Indicate the separator
CSV file doesn’t necessarily use the comma ,
character for field separation, it could be any character like \t
, |
… etc.
Fortunately, there is one option in read_csv
to help loading CSV file with specific field separator character.
df = pandas.read_csv('data/sample.csv', sep='\t')
An alias for sep
is delimiter
. The result output will be the same.
df = pandas.read_csv('data/sample.csv', delimiter='\t')
Separator can be a sequence of characters.
df = pandas.read_csv('data/sample.csv', sep='||')
Control the header row
CSV file might not have the header row, so if you execute the script in this case:
df = pandas.read_csv('data/sample.csv')
The output looks interesting.
1 'Pete Houston' 'Software Engineer' 92
0 2 'John Wick' 'Assassin' 95
1 3 'Bruce Wayne' 'Batman' 99
2 4 'Clark Kent' 'Superman' 95
pandas will assume the first row is the header.
For this, we can pass header=None
option to tell pandas that there is no header row in this CSV file.
df = pandas.read_csv('data/sample.csv', header=None)
and we have this output.
0 1 2 3
0 1 'Pete Houston' 'Software Engineer' 92
1 2 'John Wick' 'Assassin' 95
2 3 'Bruce Wayne' 'Batman' 99
3 4 'Clark Kent' 'Superman' 95
Since we don’t specify any header, pandas use integer value to index the header row.
We can also set name for each column through names=[]
option.
df = pandas.read_csv('data/sample.csv', names=['id', 'name', 'job', 'score'])
It will show the expected output.
id name job score
0 1 'Pete Houston' 'Software Engineer' 92
1 2 'John Wick' 'Assassin' 95
2 3 'Bruce Wayne' 'Batman' 99
3 4 'Clark Kent' 'Superman' 95
Set index column
There is one catch from the output. The very first column on the left, it is the auto-index column generated by pandas. We can opt it out of the DataFrame with index_col=
.
df = pandas.read_csv('data/sample.csv', header=None, names=['id', 'name', 'job', 'score'], index_col=0)

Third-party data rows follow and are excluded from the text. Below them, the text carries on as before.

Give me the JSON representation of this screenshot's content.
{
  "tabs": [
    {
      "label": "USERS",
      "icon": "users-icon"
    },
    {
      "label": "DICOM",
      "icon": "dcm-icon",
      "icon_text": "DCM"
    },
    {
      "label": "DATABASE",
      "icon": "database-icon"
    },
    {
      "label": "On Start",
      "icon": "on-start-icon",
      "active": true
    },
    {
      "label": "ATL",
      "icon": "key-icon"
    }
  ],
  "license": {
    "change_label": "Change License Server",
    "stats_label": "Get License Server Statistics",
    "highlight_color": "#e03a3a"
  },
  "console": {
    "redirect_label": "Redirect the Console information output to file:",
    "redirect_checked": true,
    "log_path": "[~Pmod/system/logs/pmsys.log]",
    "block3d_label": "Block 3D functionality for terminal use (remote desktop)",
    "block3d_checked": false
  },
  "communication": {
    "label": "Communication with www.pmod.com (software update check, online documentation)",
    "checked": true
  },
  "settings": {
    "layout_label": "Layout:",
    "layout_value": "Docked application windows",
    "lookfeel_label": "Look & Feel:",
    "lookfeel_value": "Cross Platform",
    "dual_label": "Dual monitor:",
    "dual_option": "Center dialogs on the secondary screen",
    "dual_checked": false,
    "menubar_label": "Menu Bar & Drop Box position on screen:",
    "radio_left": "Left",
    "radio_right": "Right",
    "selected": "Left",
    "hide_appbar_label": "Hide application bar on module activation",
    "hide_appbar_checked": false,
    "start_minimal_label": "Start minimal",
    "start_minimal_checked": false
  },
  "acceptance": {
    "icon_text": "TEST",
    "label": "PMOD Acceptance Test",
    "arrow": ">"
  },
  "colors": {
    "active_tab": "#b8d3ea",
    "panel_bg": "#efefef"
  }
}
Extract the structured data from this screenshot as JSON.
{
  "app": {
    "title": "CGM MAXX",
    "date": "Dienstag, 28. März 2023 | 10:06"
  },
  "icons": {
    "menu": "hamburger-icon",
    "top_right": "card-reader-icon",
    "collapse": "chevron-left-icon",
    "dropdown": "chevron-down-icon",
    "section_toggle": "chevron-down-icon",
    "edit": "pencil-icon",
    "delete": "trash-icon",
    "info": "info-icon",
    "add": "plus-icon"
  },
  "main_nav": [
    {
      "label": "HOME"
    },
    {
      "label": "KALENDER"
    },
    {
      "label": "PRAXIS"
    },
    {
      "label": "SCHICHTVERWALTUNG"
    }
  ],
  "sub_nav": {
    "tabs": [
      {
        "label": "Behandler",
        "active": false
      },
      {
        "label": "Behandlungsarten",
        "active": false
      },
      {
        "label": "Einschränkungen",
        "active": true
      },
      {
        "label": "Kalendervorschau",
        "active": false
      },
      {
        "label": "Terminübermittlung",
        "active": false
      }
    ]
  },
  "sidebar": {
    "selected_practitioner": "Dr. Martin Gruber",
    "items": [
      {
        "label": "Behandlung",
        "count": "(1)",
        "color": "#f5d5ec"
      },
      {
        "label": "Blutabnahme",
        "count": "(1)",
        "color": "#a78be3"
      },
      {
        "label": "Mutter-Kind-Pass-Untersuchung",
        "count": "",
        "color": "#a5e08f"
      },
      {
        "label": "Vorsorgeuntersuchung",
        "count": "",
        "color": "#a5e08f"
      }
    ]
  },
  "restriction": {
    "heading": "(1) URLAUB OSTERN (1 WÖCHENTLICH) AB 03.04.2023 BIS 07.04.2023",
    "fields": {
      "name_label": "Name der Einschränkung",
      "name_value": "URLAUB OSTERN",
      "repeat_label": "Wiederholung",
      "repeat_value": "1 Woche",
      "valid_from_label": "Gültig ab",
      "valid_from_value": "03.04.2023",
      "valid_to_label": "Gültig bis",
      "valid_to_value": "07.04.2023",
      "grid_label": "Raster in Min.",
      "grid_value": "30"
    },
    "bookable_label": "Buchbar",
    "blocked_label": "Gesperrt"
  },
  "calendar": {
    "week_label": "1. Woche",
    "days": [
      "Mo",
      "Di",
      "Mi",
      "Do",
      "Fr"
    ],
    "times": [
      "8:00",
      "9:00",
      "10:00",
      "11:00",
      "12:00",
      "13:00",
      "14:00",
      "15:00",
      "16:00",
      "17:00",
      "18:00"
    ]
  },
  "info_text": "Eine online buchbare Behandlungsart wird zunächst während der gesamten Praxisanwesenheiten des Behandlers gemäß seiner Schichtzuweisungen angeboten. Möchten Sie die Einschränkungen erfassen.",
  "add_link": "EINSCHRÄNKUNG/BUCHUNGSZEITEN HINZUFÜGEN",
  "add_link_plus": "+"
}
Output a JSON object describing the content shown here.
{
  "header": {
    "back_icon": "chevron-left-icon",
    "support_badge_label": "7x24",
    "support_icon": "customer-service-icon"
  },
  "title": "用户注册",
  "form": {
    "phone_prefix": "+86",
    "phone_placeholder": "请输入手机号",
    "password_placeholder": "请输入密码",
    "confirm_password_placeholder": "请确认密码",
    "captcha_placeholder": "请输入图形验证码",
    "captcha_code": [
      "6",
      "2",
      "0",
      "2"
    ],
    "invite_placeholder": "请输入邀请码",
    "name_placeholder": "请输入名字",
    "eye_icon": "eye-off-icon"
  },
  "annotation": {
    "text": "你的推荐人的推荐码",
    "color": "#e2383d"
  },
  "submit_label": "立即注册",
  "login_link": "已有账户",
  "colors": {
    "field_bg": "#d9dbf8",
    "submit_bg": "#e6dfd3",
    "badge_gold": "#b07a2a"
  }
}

df = pandas.read_csv('data/sample.csv', header=None, names=['id', 'name', 'job', 'score'], index_col=['id'])
You can use either column index value or a sequence of column names to make index. The results of both are the same.
name job score
id
1 'Pete Houston' 'Software Engineer' 92
2 'John Wick' 'Assassin' 95
3 'Bruce Wayne' 'Batman' 99
4 'Clark Kent' 'Superman' 95
Skip some rows
To skip some rows when reading CSV, you can use skiprows=N
, where N
is the number of rows to skip from start of the file.
df = pandas.read_csv('data/sample.csv', names=['id', 'name', 'job', 'score'], skiprows=1)
Limit number of rows to process
Have you only have interest in processing some rows, you can use nrows=N
, where N
is the number of rows to process.
df = pandas.read_csv('data/sample.csv', names=['id', 'name', 'job', 'score'], nrows=2)
Certainly, you can combine skiprows
and nrows
to process files from a specific position with a limit number of rows.
# df = pandas.read_csv('data/sample.csv', names=['id', 'name', 'job', 'score'], skiprows=1, nrows=2)
Handling large CSV files
The CSV file could be really large in some cases. To handle this large file, we need to cut CSV file into many chunks and process each of them.
The chunk process in pandas can be done by using this option chunksize=
.
for df_chunk in pandas.read_csv('data/sample.csv', names=['id', 'name', 'job', 'score'], chunksize=1):
print(df_chunk)
The code produces this output.
id name job score
0 1 'Pete Houston' 'Software Engineer' 92
id name job score
1 2 'John Wick' 'Assassin' 95
id name job score
2 3 'Bruce Wayne' 'Batman' 99
id name job score
3 4 'Clark Kent' 'Superman' 95
About from_csv()
If you read any tutorial about reading CSV file using pandas, they might use from_csv
function. However, as indicating from pandas official documentation, it is deprecated. Hence, it is recommended to use read_csv
instead.
Conclusion
So, I have introduced with you how to read CSV file in pandas in short tutorial, along with common-use parameters.
If you need to know more options for read_csv
function, check out its documentation.